A liquid crystal display device, wherein the size of the twist structure of the organic polymer film, that is, the twist angle θ _{2 is set} to half or less of the twist structure of the liquid crystal layer, that is, the twist angle θ ₁ . 5. The liquid crystal layer according to claim 1, wherein a twist angle θ _{1 of the} liquid crystal layer is 10 degrees or more and 110 degrees or less, and a refractive index anisotropy Δn of the liquid crystal layer is 0.02 or more and 0.12 or less.
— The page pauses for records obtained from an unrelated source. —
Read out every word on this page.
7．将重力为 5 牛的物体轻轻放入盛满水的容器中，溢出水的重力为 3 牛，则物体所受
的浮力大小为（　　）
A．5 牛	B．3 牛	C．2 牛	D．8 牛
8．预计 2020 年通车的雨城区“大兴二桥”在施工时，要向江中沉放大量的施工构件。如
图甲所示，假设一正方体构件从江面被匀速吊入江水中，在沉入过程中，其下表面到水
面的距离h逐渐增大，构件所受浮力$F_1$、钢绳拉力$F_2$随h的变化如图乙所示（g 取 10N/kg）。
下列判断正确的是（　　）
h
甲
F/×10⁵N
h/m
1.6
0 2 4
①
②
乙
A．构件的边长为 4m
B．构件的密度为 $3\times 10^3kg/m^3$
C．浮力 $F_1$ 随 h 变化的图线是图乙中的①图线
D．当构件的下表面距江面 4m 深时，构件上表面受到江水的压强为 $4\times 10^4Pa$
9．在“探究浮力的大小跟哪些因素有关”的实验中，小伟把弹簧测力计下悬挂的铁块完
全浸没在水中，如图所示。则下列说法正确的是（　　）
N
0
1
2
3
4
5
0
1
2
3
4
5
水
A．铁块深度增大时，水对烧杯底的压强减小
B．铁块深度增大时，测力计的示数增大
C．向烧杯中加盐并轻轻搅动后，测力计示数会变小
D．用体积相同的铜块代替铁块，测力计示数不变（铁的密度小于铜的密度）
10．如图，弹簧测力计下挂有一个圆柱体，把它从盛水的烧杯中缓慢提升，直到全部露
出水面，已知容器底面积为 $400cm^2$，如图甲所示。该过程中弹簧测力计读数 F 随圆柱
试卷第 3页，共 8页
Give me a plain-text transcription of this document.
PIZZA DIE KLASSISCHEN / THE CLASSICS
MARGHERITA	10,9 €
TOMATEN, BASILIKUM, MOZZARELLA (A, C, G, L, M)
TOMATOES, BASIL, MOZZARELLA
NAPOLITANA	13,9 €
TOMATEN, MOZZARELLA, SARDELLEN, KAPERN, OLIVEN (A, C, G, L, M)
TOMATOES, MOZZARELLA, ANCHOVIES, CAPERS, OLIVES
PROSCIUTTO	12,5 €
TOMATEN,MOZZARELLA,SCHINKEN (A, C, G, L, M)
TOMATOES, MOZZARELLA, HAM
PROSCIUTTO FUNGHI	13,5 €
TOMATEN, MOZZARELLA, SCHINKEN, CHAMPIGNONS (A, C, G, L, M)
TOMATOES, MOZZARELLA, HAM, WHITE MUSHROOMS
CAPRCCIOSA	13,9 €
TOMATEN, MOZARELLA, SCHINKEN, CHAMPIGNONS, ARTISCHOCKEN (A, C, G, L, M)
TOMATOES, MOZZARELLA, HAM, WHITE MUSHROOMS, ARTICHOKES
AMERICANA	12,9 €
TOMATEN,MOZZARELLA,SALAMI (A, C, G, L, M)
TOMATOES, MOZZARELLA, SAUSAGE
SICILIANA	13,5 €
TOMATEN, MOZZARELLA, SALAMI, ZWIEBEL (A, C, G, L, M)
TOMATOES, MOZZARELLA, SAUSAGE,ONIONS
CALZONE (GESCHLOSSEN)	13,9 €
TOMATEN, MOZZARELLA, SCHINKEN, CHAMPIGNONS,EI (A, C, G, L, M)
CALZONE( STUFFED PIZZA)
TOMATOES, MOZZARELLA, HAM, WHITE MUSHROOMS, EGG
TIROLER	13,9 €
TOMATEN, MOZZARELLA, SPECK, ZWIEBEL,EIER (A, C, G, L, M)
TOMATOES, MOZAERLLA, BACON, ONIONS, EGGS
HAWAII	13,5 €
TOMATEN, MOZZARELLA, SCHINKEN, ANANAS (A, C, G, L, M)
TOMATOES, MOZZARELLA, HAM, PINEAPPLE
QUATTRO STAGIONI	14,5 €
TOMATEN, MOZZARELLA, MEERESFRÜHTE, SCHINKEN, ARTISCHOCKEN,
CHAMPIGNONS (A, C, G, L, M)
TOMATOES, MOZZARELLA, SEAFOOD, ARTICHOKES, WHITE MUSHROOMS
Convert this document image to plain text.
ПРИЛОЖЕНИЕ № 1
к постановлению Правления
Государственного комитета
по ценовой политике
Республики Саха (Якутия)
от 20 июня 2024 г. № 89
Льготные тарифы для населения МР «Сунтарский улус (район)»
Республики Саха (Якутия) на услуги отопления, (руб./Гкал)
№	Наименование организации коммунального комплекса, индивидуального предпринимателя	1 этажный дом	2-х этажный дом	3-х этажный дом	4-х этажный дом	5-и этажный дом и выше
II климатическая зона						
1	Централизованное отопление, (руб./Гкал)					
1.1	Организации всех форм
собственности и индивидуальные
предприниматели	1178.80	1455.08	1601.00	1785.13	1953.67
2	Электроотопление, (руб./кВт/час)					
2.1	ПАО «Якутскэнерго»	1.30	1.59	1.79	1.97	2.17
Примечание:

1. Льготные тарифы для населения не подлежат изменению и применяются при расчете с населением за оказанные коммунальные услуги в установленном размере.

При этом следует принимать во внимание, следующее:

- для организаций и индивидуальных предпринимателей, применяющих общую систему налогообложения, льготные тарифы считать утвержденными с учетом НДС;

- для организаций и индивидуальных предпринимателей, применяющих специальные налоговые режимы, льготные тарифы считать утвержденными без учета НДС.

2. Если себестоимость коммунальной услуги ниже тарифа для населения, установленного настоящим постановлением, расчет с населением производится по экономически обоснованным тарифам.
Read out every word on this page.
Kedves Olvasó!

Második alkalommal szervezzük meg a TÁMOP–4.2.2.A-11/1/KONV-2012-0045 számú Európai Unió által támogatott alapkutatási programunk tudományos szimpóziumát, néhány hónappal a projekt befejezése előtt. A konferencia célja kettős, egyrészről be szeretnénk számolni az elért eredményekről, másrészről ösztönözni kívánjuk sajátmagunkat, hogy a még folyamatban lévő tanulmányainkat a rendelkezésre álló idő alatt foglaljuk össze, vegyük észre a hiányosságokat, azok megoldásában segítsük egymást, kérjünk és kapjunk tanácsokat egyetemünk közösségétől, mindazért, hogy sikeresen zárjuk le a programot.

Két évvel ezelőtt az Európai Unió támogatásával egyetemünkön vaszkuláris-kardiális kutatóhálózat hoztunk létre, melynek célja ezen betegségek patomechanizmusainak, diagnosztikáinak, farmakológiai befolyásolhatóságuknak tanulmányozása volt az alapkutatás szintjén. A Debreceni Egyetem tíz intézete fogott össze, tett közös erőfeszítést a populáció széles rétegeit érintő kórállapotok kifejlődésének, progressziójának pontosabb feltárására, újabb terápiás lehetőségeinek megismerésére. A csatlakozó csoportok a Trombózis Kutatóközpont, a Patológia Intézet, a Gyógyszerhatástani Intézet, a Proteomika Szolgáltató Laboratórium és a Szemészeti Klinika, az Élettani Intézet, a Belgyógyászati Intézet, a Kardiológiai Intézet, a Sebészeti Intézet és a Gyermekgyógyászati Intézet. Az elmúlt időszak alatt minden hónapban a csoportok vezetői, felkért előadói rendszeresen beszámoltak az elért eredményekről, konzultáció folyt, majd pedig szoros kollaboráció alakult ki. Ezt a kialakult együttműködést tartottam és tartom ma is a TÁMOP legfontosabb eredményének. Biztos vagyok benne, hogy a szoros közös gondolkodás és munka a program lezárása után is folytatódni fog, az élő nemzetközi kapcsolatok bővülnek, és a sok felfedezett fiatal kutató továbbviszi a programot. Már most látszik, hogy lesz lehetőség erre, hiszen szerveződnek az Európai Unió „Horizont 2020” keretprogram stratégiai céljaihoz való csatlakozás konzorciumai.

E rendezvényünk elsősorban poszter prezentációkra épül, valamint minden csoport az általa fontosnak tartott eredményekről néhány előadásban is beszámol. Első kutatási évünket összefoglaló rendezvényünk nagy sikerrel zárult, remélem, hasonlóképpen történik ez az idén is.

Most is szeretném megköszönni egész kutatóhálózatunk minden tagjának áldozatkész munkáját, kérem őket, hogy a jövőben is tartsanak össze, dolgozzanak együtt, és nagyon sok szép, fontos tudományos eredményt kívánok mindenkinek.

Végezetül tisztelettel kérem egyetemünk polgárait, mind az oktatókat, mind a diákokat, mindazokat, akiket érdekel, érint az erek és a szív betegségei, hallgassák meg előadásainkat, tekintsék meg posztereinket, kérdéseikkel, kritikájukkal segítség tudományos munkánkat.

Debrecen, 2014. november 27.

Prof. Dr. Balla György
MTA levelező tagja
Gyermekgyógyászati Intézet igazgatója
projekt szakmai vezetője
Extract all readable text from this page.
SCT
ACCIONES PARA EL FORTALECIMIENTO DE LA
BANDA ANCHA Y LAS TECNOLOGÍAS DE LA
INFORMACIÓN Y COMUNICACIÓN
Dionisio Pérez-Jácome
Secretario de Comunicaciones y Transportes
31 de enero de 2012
And the liquid crystal layer thickness d and refractive index anisotropy Δ
The product Δn · d ₁ (μm) of n is 0.2 or more and 0.7 or less, the phase difference Δn · d ₂ (μm) of the birefringent medium is 0.05 or more and 0.65 or less, and A liquid crystal display device, wherein an optical axis intersects with a rubbing axis of one of the alignment films.